We thought about our spouses, our children, grandchildren, charitable organizations and friends. We are concerned about them and rightfully so. We make provisions for property, money, stocks and bonds to name a few. Some think this is their Legacy. But if you are a Family Historian, what will happen to your years of work? Will it be discarded into next day’s trash? Will it sit on a shelf never to be held by loving hands again? Will it be sent to a library who will at least preserve it? Or will you hand it to someone who will cherish the family you have discovered as much as you do? Someone who will lovingly gaze upon an old photograph or portrait. Someone who will squeal with delight when they find the key that unlocks the next door. A Genealogical Will can help ensure your years of effort are not simply discarded when you’re gone.
So when making your Genealogical Will preparations ask yourself:
- Who will treasure my Family History as much as I do?
- Who will appreciate the years of research that’s contained in a file cabinet, in notebooks and folders?
- Who will preserve the photographs, the documents, the letters I have saved with the love and dignity they deserve.
- Who will be my next Story Teller?
Story Teller
We are the chosen. Our experience seems to show that in each family, there is one who seems called to find the ancestors. To put flesh on their bones and make them live again, to tell the family story and to feel that somehow they know and approve. To us, doing genealogy is not a cold gathering of facts but, instead, breathing life into all who have gone before.
It goes beyond just documenting facts. It goes to who we are and why we do the things we do. It goes to seeing a cemetery about to be lost forever to weeds and indifference and sayingwe can’t let this happen. The bones here are bones of our bone and flesh of our flesh. It goes to doing something about it. It goes to pride in what our ancestors were able to accomplish. How they contributed to what we are today.

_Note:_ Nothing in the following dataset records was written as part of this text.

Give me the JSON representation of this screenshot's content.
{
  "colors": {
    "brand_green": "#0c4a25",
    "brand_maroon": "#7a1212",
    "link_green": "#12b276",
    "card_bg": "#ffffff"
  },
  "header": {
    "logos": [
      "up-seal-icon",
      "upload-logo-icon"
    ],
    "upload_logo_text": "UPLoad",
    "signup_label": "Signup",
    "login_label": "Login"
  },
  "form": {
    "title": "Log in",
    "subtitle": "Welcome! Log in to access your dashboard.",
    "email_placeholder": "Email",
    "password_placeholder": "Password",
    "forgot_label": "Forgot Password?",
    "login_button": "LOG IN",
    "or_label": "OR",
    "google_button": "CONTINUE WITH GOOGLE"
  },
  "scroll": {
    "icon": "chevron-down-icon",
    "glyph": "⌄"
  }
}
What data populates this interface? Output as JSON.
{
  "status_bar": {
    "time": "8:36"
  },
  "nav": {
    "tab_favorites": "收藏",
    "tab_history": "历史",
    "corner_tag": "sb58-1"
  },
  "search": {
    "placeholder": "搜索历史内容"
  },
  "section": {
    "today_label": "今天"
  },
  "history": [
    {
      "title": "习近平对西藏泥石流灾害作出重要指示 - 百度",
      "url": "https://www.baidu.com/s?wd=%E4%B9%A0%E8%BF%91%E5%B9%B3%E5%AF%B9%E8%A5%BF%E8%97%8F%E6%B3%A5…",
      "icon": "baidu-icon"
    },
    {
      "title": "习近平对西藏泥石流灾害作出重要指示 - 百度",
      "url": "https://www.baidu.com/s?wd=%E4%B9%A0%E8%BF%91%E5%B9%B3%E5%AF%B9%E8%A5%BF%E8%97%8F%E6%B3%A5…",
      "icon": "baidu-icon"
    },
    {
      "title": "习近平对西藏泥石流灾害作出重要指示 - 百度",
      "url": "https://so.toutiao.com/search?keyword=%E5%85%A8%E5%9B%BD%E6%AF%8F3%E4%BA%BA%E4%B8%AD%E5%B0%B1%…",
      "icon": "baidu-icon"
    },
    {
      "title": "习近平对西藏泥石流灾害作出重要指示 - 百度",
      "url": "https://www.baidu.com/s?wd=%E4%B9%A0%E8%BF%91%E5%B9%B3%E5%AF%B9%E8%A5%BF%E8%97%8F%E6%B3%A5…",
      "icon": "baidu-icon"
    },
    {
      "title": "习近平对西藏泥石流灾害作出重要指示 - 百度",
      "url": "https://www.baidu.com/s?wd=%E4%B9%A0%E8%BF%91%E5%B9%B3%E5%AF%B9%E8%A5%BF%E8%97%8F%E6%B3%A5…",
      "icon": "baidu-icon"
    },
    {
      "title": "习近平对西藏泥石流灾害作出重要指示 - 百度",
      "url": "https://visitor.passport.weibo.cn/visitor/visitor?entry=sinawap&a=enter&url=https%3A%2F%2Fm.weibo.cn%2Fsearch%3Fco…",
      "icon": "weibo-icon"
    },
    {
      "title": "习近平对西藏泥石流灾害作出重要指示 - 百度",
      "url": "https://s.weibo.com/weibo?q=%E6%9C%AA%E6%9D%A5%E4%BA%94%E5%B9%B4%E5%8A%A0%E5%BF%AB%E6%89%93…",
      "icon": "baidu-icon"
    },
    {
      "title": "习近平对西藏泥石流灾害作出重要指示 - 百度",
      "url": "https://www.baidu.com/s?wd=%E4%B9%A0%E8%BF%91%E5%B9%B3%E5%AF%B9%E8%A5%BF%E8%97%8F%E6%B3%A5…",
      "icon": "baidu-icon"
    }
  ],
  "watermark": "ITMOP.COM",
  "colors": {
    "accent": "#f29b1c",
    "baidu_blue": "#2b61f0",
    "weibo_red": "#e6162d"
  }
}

It goes to respecting their hardships, their losses and building a life for their family. It goes to deep pride that they fought to make and keep us a Nation. It goes to a deep and immense never giving in or giving up, their resoluteness to go on understanding that they were doing it for us. That we might be born who we are. That we might remember them. So we do. With love and caring and scribing each fact of their existence, because we are them and they are us. So we, as scribes called, tell the story of our families.
It is up to that one called in the next generation to answer the call and take their place in the long line of family storytellers. That is why we do our family genealogies and that is what calls those young and old to step up and put flesh on the bones.